Suddenly Grandfather began a violet coughing fit that shook the entire bed and turned his face purple. I jumped to my feet in panic and trembled, wondering what I could possibly do to help him. "I'll get the doctor," I told him as I turned to run from the room for help.
"No," the old gentleman said, trying to sit up to stop me. "No, I'm- I'm alright." He coughed a few times more and then calmed and lay back on his pillow.
I hesitated, but when I saw that he really was breathing again I sat down on the edge of my seat. "Are you sure you're alright?"
"It doesn't matter," Grandfather said, "I will die soon anyway. But now I must speak." He nudged his head in the direction of his writing desk in the corner. "Top drawer on the left," he said.
I went to the desk and opened the desired drawer. "What is it you want?" I asked him as I ran my fingers over the stationary that lay there.
"There should be a key there."
There was a key. A very old, heavy key on a chain. I recognized it, of course, as the key that Grandfather had warn about his neck for as long as I could remember. I picked it up now and returned to the bed to hand it to him.
Instead of taking the key, Grandfather closed my fist around it. "Keep it," he said. "It is a family heirloom- the symbol of the Metcalf name. You must wear it proudly now, as I have done. Let the Metcalf name die with honor and dignity. Our ancestors were Lords and Knights, and now you, the last Metcalf, will be a Lady of distinction. Put it on, Leasel."
Obediently, I did as I was told and wore the key like a necklace. The chain was so long that the key fell nearly to my waist. I turned it over in my hands, loathe to wear it because it belonged on Grandfather and not me. "What does it unlock?" I asked.

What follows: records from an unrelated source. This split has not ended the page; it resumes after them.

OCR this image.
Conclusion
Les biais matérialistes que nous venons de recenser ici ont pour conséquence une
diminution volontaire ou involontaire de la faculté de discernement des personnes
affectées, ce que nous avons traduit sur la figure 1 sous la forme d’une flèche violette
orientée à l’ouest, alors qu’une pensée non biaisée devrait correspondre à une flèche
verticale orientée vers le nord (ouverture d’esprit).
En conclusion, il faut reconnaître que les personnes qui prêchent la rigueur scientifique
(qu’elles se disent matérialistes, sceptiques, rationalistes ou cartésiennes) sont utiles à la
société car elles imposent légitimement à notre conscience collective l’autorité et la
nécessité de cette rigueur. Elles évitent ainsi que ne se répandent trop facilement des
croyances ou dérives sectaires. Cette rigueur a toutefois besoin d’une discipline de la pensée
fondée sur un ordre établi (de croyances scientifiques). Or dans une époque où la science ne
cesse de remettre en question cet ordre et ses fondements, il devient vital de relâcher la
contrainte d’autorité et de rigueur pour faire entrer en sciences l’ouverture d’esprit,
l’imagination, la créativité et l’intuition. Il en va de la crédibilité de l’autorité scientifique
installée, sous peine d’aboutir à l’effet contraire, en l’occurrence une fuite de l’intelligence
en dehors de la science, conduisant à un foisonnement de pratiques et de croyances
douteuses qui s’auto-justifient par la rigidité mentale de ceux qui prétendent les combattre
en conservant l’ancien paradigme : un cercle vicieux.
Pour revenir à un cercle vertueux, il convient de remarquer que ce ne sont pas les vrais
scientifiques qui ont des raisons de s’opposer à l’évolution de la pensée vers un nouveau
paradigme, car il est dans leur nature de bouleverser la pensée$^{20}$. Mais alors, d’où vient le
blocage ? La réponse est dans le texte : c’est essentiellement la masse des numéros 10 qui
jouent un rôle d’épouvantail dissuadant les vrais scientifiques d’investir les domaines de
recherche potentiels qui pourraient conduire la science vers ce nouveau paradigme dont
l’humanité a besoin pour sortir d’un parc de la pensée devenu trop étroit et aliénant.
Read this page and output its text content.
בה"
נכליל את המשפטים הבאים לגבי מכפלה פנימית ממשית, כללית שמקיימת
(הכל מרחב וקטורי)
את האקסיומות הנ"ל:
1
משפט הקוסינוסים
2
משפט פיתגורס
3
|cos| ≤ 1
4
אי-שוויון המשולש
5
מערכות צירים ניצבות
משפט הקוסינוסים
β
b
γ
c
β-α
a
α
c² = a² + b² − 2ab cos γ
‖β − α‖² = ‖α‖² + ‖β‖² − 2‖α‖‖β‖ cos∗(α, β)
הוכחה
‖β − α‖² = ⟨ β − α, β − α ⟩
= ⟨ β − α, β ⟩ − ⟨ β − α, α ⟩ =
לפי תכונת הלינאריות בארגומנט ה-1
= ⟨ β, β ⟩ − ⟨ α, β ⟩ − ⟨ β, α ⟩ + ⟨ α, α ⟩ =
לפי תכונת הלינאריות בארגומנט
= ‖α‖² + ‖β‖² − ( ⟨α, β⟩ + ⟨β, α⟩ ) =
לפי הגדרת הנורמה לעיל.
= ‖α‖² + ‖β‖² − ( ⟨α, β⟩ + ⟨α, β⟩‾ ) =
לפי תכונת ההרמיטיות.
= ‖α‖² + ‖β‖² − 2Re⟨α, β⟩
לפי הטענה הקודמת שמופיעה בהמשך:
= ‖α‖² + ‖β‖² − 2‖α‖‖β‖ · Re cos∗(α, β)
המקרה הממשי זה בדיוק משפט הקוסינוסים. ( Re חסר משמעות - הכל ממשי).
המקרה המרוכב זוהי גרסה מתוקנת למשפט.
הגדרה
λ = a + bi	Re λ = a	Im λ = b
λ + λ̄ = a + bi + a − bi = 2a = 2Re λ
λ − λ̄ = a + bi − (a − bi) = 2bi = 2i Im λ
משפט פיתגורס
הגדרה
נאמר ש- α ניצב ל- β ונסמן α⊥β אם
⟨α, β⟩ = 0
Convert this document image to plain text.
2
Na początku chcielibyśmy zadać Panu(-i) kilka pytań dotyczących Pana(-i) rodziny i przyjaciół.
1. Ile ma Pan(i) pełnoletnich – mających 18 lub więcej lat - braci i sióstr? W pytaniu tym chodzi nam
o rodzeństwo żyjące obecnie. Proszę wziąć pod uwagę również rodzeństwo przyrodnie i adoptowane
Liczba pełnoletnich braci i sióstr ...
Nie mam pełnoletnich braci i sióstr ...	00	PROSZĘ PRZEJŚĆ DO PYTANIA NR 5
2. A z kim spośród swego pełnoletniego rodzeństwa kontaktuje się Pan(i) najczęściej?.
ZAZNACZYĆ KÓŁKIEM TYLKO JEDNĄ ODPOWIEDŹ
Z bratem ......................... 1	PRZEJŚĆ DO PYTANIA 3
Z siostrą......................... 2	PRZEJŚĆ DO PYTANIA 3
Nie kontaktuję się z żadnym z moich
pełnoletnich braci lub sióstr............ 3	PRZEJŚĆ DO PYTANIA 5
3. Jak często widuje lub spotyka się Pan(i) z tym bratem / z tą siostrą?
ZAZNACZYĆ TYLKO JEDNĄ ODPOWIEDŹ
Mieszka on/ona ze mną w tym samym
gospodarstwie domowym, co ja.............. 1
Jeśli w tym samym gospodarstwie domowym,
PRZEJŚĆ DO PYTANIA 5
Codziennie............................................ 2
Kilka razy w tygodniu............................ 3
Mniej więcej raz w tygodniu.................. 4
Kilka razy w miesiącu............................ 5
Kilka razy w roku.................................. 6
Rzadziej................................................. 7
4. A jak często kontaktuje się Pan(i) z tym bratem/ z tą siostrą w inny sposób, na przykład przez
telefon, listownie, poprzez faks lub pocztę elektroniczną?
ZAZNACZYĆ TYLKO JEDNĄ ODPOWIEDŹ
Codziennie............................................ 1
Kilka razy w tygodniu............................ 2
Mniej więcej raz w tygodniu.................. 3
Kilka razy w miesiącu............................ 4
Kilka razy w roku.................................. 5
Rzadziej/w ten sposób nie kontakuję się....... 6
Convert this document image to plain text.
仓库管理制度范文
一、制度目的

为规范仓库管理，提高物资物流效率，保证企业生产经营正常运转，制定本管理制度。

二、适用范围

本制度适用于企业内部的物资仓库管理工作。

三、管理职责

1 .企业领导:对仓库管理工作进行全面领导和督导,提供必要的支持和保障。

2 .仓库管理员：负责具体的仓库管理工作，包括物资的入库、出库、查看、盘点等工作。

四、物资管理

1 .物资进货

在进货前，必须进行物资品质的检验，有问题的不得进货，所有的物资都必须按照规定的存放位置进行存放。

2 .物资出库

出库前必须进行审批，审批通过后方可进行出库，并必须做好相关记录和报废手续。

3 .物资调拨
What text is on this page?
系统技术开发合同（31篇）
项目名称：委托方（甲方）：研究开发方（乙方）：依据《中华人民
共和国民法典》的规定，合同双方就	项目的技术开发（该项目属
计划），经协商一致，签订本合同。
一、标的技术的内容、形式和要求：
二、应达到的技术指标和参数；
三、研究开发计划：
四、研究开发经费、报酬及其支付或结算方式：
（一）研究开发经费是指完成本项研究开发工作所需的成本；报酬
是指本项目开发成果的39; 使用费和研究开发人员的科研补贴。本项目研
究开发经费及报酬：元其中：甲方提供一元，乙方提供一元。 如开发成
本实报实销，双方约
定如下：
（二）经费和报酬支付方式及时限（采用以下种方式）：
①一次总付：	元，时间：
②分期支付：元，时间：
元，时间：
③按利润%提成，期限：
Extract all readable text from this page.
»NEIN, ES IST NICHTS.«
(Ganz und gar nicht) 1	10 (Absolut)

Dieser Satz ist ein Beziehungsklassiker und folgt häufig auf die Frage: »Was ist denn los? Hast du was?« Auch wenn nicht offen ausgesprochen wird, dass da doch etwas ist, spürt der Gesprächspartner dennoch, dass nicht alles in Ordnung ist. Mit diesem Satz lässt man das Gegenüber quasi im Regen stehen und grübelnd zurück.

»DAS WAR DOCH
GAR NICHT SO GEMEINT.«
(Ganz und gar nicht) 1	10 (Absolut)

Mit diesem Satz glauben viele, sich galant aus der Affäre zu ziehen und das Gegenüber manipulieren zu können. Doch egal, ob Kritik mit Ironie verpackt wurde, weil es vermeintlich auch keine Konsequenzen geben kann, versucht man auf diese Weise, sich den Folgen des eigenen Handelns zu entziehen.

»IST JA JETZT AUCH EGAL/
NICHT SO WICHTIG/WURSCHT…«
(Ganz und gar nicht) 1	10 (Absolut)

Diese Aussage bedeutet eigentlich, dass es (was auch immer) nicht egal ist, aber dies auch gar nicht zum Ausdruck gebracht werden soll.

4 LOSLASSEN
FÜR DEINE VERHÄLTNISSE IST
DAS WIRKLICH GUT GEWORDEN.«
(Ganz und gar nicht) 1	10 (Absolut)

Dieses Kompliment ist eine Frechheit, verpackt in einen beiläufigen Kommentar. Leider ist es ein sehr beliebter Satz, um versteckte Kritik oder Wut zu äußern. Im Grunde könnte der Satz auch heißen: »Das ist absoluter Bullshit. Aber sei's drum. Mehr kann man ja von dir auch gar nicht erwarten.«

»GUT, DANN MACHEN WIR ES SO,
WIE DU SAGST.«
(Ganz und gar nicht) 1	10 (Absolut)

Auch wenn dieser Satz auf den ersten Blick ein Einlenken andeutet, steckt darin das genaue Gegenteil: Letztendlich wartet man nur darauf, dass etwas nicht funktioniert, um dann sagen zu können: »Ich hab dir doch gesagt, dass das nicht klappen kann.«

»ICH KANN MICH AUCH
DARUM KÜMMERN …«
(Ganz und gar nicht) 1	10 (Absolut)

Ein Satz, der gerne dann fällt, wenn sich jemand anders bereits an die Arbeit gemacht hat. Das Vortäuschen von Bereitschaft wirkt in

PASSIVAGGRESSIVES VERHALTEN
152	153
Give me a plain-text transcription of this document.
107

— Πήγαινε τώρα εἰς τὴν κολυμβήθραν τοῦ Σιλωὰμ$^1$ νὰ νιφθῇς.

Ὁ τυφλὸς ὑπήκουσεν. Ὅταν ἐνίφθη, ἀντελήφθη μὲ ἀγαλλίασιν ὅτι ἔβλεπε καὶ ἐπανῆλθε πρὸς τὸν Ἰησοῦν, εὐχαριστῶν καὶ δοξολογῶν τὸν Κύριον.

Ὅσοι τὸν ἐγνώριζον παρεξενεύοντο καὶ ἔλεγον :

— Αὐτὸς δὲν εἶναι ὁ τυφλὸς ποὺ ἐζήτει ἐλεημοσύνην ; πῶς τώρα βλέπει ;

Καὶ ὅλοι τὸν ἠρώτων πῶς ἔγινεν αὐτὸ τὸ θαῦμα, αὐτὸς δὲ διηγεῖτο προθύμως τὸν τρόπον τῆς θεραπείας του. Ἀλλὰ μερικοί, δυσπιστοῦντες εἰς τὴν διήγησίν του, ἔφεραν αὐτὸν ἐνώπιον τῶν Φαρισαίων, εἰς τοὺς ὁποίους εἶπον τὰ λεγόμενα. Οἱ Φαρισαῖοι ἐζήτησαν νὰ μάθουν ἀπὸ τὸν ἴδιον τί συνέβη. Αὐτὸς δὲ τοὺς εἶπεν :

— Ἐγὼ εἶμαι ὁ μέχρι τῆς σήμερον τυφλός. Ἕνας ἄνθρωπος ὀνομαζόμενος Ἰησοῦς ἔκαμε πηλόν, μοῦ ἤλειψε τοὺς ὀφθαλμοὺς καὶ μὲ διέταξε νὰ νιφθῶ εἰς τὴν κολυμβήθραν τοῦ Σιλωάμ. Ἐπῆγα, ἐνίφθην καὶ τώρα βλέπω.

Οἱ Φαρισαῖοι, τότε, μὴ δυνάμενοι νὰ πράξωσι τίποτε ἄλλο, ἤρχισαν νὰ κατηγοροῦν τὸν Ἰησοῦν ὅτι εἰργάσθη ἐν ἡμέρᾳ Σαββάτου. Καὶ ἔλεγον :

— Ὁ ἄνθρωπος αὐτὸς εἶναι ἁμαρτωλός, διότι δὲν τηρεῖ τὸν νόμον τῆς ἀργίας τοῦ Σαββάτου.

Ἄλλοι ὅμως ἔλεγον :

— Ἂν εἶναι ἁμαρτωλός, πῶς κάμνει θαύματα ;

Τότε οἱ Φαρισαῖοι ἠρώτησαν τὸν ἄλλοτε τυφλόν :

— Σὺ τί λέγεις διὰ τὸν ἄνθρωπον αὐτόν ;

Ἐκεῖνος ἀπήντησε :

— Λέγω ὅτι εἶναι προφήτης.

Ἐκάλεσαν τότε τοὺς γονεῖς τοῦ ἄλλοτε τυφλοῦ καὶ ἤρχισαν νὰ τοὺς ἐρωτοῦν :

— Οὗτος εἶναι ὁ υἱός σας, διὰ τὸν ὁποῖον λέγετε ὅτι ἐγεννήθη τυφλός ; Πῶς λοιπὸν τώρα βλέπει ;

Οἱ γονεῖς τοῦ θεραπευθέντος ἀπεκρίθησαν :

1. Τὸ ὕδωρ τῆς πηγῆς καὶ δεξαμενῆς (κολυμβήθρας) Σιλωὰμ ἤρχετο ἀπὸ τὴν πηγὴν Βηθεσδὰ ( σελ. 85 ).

"Nothing anymore. It is now our signet."
I looked at the clover-shaped end of the silver key where a curly 'M' was engraved. It was, indeed, the same signet that Grandfather had always used to press the sealing wax of his letters.
"Now," Grandfather said, "if you would be so kind as to fetch me my stationary. I must write to Lord Donovan Latham."
I shall forever remember that night, as I watched my grandfather write the letter that sealed my fate. I expected any moment to awake, but I didn't. And when he finished the letter, Grandfather had me ring the bell for his servant, who came and whisked the little envelope away. Then, with his hands on his chest and his eyes closed peacefully, Hezekiah Metcalf again fell asleep.